11. Besides, it is not difficult to see that our own epoch is a time of birth and a transition to a new period. Spirit has broken with the previous world of its existence and its ways of thinking; it is now of a mind to let them recede into the past and to immerse itself in its own work at reshaping itself. To be sure, spirit is never to be conceived at being at rest but rather as ever advancing. However, just as with a child, who after a long silent period of nourishment draws his first breath and shatters the gradualness of merely quantitative growth - it makes a qualitative leap and is born - so too, in bringing itself to cultural maturity, spirit ripens slowly and quietly into its new shape, dissolving bit by bit the structure of its previous world, whose tottering condition is only intimated by its individual symptoms. The kind of frivolity and boredom which chip away at the established order and the indeterminate presentiment of what is yet unknown are all harbingers of imminent change. This gradual process of dissolution, which has not altered the physiognomy of the whole, is interrupted by the break of day, which in a flash and at a single stroke brings to view the structure of the new world.

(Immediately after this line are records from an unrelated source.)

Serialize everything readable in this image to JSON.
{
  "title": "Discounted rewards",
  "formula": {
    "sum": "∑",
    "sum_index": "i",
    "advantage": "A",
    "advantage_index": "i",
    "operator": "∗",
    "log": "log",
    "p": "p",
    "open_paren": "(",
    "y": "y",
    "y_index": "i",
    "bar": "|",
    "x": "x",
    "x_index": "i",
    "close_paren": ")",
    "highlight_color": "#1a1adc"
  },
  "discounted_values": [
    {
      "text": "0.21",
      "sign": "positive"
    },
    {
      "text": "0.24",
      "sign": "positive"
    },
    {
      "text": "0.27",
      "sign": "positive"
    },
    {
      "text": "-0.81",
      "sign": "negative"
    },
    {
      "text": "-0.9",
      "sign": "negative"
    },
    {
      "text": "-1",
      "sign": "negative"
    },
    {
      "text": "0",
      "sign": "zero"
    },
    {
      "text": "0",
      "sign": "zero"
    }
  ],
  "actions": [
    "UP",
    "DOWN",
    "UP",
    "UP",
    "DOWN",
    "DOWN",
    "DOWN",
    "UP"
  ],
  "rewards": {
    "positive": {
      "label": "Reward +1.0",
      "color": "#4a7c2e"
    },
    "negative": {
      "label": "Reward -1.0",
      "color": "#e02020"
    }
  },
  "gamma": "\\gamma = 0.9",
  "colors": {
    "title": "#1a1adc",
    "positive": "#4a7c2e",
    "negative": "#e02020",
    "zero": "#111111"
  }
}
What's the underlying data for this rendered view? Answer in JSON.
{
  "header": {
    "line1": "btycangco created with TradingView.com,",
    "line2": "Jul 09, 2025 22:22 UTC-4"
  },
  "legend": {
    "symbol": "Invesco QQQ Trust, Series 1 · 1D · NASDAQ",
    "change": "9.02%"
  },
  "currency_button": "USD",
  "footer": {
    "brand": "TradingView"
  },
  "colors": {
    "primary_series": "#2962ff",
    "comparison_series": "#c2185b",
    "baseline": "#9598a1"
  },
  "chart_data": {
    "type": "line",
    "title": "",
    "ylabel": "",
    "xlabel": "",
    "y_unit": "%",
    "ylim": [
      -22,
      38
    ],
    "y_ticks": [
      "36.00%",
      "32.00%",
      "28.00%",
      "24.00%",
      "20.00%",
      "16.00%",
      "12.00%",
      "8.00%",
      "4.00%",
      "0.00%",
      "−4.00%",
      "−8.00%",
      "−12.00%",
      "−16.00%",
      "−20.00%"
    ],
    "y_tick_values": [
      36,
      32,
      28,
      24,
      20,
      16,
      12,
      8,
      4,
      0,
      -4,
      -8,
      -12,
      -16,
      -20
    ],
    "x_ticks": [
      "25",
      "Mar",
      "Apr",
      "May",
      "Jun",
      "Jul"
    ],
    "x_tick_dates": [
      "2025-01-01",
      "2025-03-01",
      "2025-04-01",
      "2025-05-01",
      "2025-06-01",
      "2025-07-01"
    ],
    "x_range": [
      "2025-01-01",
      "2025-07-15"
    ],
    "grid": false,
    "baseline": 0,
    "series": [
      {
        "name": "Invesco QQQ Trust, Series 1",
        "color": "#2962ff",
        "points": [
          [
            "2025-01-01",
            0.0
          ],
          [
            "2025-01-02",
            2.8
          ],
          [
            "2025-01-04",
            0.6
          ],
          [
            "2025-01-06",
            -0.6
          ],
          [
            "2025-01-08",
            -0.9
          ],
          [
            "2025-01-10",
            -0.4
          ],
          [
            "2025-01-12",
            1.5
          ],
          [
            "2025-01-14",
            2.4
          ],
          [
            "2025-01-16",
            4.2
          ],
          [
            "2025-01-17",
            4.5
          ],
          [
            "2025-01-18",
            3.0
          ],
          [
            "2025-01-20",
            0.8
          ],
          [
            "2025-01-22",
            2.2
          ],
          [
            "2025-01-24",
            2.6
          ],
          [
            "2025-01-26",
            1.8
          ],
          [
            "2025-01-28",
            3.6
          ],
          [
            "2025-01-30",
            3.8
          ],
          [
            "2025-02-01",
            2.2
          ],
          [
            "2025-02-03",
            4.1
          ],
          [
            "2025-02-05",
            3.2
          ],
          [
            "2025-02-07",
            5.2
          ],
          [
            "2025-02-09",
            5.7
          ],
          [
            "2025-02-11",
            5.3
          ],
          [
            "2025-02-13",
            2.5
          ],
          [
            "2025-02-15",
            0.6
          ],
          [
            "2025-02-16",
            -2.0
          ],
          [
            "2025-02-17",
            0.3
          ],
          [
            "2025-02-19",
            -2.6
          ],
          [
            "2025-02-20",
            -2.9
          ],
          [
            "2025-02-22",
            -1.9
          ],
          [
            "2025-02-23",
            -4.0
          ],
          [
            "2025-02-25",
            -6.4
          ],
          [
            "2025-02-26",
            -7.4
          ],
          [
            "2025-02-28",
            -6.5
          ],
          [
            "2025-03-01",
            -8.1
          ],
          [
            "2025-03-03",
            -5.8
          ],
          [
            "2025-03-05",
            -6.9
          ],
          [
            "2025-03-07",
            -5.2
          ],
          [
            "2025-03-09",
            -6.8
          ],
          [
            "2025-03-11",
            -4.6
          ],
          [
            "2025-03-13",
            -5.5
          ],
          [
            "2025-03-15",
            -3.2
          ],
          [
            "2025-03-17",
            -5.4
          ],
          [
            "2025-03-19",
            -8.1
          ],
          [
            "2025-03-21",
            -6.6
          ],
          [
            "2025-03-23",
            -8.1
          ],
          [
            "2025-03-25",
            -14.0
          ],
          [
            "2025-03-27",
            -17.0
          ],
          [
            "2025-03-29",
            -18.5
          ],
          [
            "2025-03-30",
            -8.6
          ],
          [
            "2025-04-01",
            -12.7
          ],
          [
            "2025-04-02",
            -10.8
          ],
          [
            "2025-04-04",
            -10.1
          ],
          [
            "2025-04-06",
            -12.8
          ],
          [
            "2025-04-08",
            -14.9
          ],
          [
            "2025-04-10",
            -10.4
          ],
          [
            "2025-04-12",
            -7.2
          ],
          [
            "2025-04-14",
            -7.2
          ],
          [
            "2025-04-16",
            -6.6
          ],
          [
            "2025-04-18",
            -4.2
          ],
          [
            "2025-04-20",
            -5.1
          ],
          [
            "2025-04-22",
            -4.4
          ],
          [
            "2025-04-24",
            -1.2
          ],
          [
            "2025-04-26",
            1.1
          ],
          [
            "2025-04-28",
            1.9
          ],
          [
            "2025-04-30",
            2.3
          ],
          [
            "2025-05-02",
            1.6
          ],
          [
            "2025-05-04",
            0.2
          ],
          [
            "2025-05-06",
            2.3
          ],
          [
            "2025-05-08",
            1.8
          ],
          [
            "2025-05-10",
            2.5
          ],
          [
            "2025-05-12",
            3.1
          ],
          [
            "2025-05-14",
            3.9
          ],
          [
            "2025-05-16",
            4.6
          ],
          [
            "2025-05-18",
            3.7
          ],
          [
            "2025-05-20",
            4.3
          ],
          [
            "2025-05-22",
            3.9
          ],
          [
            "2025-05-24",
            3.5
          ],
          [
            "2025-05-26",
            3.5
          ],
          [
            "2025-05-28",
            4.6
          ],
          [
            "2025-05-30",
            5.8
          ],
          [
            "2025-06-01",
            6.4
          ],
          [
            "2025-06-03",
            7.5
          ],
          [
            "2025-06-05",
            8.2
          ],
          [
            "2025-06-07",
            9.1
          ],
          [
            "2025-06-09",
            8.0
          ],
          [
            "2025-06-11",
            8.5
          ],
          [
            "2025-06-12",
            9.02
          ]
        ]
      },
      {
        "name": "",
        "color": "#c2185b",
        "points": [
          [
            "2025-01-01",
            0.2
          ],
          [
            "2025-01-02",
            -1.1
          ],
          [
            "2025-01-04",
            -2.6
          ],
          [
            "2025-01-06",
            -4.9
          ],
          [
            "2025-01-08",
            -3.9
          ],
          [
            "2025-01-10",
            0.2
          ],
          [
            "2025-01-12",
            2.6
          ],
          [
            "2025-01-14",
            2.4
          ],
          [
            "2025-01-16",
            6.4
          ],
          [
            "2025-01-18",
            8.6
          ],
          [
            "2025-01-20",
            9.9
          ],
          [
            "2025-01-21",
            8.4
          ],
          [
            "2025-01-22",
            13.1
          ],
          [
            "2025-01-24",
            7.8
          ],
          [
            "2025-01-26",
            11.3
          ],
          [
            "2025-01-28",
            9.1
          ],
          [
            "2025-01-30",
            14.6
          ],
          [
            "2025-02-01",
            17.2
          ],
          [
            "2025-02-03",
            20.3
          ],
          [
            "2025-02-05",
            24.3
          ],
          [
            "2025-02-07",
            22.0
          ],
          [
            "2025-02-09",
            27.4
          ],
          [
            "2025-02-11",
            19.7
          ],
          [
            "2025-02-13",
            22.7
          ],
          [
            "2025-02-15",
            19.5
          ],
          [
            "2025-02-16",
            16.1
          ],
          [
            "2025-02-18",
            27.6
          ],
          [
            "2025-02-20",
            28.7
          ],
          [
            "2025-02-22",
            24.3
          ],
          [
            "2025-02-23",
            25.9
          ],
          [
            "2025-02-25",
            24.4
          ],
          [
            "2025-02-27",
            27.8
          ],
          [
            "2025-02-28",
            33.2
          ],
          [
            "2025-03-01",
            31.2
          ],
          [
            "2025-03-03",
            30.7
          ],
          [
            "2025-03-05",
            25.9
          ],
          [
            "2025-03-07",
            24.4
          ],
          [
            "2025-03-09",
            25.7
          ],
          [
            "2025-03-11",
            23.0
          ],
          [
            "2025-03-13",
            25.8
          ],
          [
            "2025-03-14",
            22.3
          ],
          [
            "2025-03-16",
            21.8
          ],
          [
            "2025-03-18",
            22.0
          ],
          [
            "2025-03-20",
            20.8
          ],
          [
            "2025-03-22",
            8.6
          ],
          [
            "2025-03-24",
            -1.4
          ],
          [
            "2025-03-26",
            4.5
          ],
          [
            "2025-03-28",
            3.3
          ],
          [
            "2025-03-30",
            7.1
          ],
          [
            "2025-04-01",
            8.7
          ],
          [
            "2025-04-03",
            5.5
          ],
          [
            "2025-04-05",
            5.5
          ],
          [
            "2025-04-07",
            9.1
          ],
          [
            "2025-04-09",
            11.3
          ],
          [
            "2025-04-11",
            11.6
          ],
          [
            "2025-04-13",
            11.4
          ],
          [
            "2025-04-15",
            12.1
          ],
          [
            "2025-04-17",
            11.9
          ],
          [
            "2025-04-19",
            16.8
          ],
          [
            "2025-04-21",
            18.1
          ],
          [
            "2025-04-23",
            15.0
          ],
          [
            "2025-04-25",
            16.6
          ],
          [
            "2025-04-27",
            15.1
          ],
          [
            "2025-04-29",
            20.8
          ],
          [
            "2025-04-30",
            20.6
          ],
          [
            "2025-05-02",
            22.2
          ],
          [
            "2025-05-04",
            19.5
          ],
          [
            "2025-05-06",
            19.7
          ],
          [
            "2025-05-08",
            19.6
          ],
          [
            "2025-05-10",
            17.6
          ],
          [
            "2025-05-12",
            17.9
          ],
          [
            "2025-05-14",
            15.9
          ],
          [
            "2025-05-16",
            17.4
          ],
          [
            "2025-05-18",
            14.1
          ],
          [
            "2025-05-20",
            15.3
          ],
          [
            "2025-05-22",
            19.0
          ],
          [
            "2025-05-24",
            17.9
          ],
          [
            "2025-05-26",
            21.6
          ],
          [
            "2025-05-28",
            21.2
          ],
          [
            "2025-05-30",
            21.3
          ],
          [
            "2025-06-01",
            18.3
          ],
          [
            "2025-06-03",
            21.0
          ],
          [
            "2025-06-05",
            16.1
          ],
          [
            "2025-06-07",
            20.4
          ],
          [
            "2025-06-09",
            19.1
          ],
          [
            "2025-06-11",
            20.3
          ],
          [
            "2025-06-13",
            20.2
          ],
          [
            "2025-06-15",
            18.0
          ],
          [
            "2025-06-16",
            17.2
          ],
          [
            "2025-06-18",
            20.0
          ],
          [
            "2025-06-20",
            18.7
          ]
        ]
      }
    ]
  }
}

12. Yet this newness is no more completely actual than is the newborn child, and it is essential to bear this in mind. Its immediacy, that is, its concept, is the first to come on the scene. However little of a building is finished when its foundation has been laid, so too reaching the concept of the whole is equally as little the whole itself. When we wish to see an oak with its powerful trunk, its spreading branches, and its mass of foliage, we are not satisfied if instead we are shown an acorn. In the same way, science, the crowning glory of a spiritual world, is not completed in its initial stages. The beginning of a new spirit is the outcome of a widespread revolution in the diversity of forms of cultural maturation; it is both the prize at the end of a winding path and, equally as much, is the prize won through much struggle and effort. It is the whole which has returned into itself from out of its succession and extension and has come to be the simple concept of itself. The actuality of this simple whole consists in those shapes which, having become moments of the whole, once again develop themselves anew and give themselves a shape, but this time within their new element, within the new meaning which itself has come to be.